Our work with injured Veterans returning from Iraq and Afghanistan—whose wounds are both seen and unseen—is making a huge difference not only in their quality of life, but in the quality of lives of countless others—America’s Veterans and the global community’s citizens—who will benefit from our R&D in TBI, spinal-cord-injury, PTSD, diabetes, heart disease, and other physical and mental health conditions.
It is important to see VA R&D as part of a broader system of innovation. Not only scientific and clinical insights, but also through people, processes, and technology; not only long-term, but in the shorter-term using historical information and by creating on-ramps for new procedures and technology to pilot and prototype improvements; not only what medicine needs to advance practically for mankind, but to do what Veterans may need and no one else will do, like Agent Orange, Gulf War, and hexavalent chromium. We must match our principles, and complement other government and private-sector investments. And we must embrace positive influence and insight from other disciplines and treatments like those in integrative medicine.

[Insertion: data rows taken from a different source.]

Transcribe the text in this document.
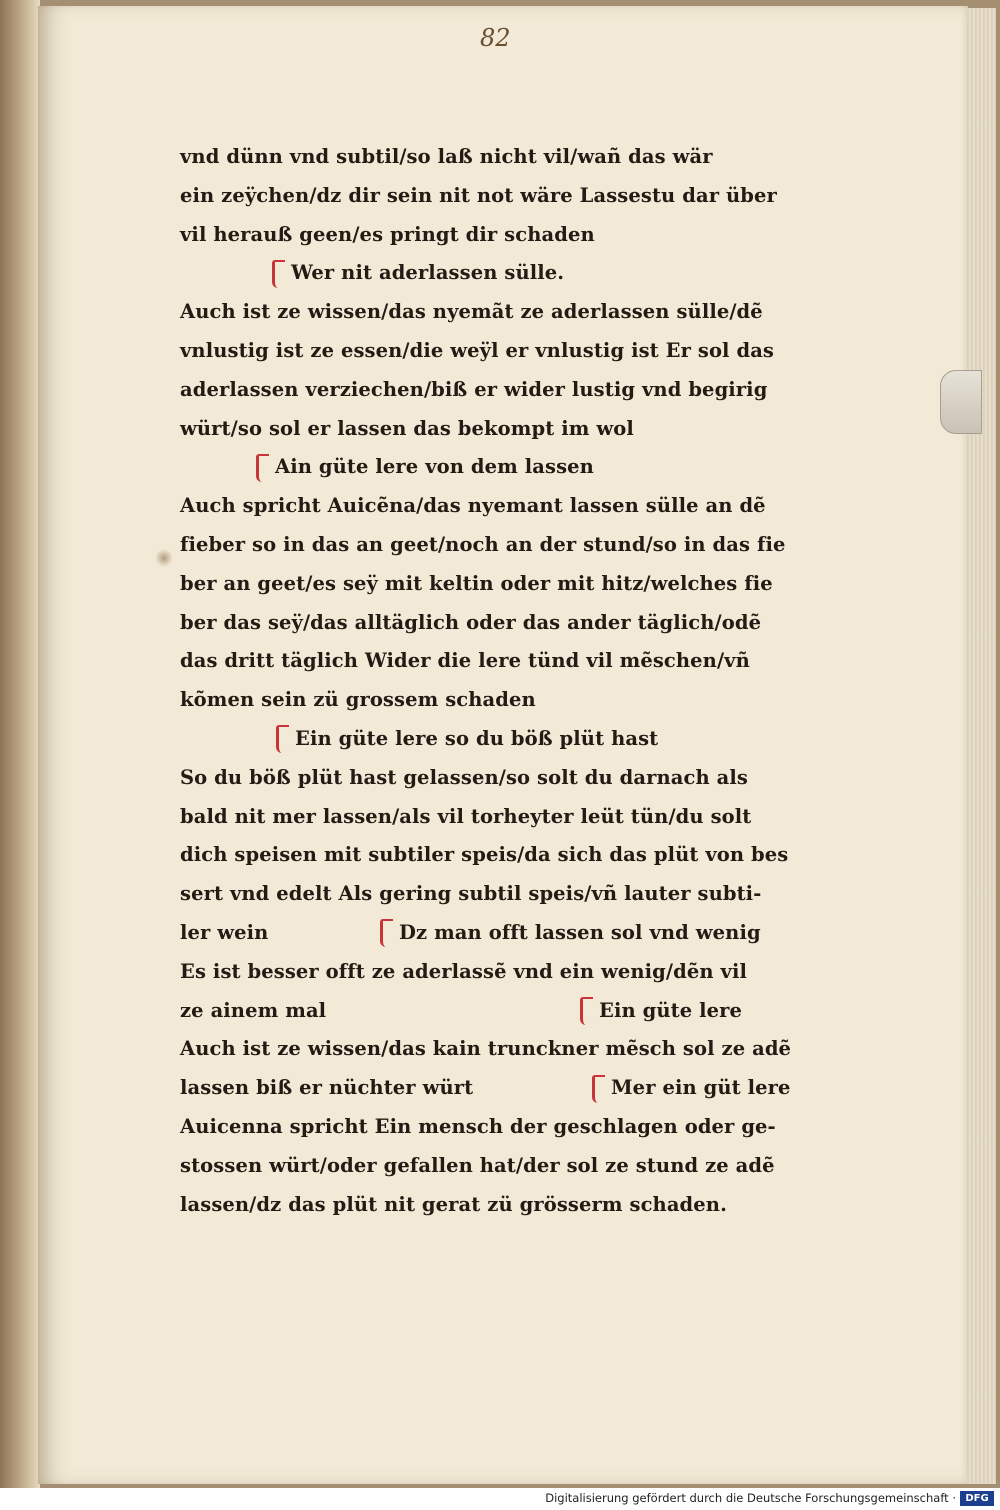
82
vnd dünn vnd subtil/so laß nicht vil/wañ das wär
ein zeÿchen/dz dir sein nit not wäre Lassestu dar über
vil herauß geen/es pringt dir schaden
Wer nit aderlassen sülle.
Auch ist ze wissen/das nyemãt ze aderlassen sülle/dẽ
vnlustig ist ze essen/die weÿl er vnlustig ist Er sol das
aderlassen verziechen/biß er wider lustig vnd begirig
würt/so sol er lassen das bekompt im wol
Ain güte lere von dem lassen
Auch spricht Auicẽna/das nyemant lassen sülle an dẽ
fieber so in das an geet/noch an der stund/so in das fie
ber an geet/es seÿ mit keltin oder mit hitz/welches fie
ber das seÿ/das alltäglich oder das ander täglich/odẽ
das dritt täglich Wider die lere tünd vil mẽschen/vñ
kõmen sein zü grossem schaden
Ein güte lere so du böß plüt hast
So du böß plüt hast gelassen/so solt du darnach als
bald nit mer lassen/als vil torheyter leüt tün/du solt
dich speisen mit subtiler speis/da sich das plüt von bes
sert vnd edelt Als gering subtil speis/vñ lauter subti-
ler wein	Dz man offt lassen sol vnd wenig
Es ist besser offt ze aderlassẽ vnd ein wenig/dẽn vil
ze ainem mal	Ein güte lere
Auch ist ze wissen/das kain trunckner mẽsch sol ze adẽ
lassen biß er nüchter würt	Mer ein güt lere
Auicenna spricht Ein mensch der geschlagen oder ge-
stossen würt/oder gefallen hat/der sol ze stund ze adẽ
lassen/dz das plüt nit gerat zü grösserm schaden.
Digitalisierung gefördert durch die Deutsche Forschungsgemeinschaft · DFG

At VA as a whole, we know we cannot rest on our laurels—as comforting as they may be. We must constantly press forward in our quest for excellence, or we, like all organizations, will risk irrelevance, an example of the failure to anticipate. Maintaining VA status quo in a changing and demanding environment equates to failure to recognize and plan for the future.

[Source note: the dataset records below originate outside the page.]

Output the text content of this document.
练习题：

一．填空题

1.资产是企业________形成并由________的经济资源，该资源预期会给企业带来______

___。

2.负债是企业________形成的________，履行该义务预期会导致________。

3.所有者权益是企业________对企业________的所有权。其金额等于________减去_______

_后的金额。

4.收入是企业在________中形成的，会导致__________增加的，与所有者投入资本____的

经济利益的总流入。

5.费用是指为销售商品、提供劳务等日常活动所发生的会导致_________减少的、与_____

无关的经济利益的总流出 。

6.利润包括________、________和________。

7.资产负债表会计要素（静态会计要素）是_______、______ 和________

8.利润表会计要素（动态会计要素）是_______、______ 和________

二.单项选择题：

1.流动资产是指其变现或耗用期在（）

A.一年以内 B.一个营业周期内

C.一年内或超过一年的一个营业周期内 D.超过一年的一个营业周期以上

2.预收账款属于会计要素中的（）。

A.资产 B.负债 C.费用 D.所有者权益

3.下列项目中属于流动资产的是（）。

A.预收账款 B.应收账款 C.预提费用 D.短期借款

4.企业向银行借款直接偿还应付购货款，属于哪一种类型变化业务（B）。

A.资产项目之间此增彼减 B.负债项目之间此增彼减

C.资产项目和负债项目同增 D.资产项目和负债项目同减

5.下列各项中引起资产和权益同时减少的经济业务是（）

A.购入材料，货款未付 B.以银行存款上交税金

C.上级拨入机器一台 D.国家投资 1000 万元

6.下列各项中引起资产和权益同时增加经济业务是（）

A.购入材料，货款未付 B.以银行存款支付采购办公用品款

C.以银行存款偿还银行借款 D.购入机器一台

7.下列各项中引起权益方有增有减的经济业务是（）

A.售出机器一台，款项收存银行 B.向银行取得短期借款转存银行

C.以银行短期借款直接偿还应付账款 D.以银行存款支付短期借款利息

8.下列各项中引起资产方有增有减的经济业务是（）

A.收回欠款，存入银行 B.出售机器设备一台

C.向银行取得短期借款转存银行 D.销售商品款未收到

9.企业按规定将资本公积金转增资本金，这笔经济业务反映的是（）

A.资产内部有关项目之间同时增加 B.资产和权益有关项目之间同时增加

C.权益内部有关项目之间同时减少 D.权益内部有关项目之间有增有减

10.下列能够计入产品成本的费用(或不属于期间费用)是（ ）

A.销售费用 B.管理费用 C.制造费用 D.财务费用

We cannot afford the consequences of inaction—we must seize the opportunity to lead change in healthcare to the benefit of Veterans, the country, and the world. For example, our current model is utilization-driven; but the assumption that more care is better care isn’t valid. More utilization doesn’t equate to quality or better outcomes; it does lead to higher costs. To improve quality and access, while controlling costs, we must design a healthcare system that drives and measures quality and access outcomes—not utilization.

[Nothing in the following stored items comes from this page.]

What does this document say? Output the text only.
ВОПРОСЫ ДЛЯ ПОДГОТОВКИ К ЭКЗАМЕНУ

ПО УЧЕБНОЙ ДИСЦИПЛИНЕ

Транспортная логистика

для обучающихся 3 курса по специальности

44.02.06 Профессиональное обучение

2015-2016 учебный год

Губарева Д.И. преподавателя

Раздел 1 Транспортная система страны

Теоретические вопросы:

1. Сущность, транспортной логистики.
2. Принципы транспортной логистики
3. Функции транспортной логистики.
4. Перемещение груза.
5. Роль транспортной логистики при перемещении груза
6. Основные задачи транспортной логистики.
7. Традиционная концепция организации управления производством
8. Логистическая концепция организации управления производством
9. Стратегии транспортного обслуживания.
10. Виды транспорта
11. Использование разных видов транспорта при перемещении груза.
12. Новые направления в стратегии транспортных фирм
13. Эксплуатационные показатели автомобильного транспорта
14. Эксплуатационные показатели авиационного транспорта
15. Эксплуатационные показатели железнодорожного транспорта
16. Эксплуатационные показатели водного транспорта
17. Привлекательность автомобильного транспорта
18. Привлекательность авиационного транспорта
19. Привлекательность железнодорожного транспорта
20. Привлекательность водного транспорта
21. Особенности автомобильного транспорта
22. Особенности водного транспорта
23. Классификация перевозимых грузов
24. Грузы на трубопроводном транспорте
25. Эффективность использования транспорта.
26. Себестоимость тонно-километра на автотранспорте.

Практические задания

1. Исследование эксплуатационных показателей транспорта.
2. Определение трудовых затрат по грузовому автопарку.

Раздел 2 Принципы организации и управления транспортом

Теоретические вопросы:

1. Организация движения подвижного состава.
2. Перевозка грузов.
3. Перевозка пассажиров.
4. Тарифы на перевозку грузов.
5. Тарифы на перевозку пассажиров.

Our goal is to optimize, not maximize healthcare for Veterans, so we can responsibly use public resources. We need to bend the knee of the cost curve—to achieve the best balance between quality and good stewardship of the taxpayer’s dollars;
The old system, and much of what still passes for new, is based on a traditional model of delivery and utilization that are not in line with the needs of Veterans today. We must get to the heart of the matter—reduce the variances, focus on the quality, and adhere to patient-centric standards. We must align ourselves with the evolving healthcare system of tomorrow—even better, we must be the model for that system, in the lead, out in front.
Prevention and health maintenance must be the cornerstone of the new care model. It is right morally to prevent suffering; it is right fiscally, to avoid unnecessary costs. Prevention of illness and comprehensive health management is the most efficient, highest quality, and economically responsible way to promote health and avoid disease.
What, therefore, can R&D do to prevent disease? The answer is not only captured in Research and Development’s four strategic goals, as outlined in R&D’s 2009-2014 Strategic Plan, including: advancing knowledge toward improving Veterans’ health and well being; applying advances in scientific knowledge to create, test, compare and implement new treatments; attracting, training, and retaining the highest caliber staff—those of you here today; and assuring a state-of-the-art research enterprise. But it is also captured in the spirit of the researchers and innovators here today. The vision for R&D’s future is filled with opportunity and improved care for our Veterans—and the world.
On behalf of Secretary Shinseki, I commend all of you for your hard work, and for your dedication to our Veterans—today’s and tomorrow’s. I’d like to leave you with this thought: Eighty-five years from today, on the cusp of the 22nd Century, VA researchers in 2095 will look back on all you have accomplished and, I’m sure, will credit you with setting the standards of excellence that will have become their benchmarks.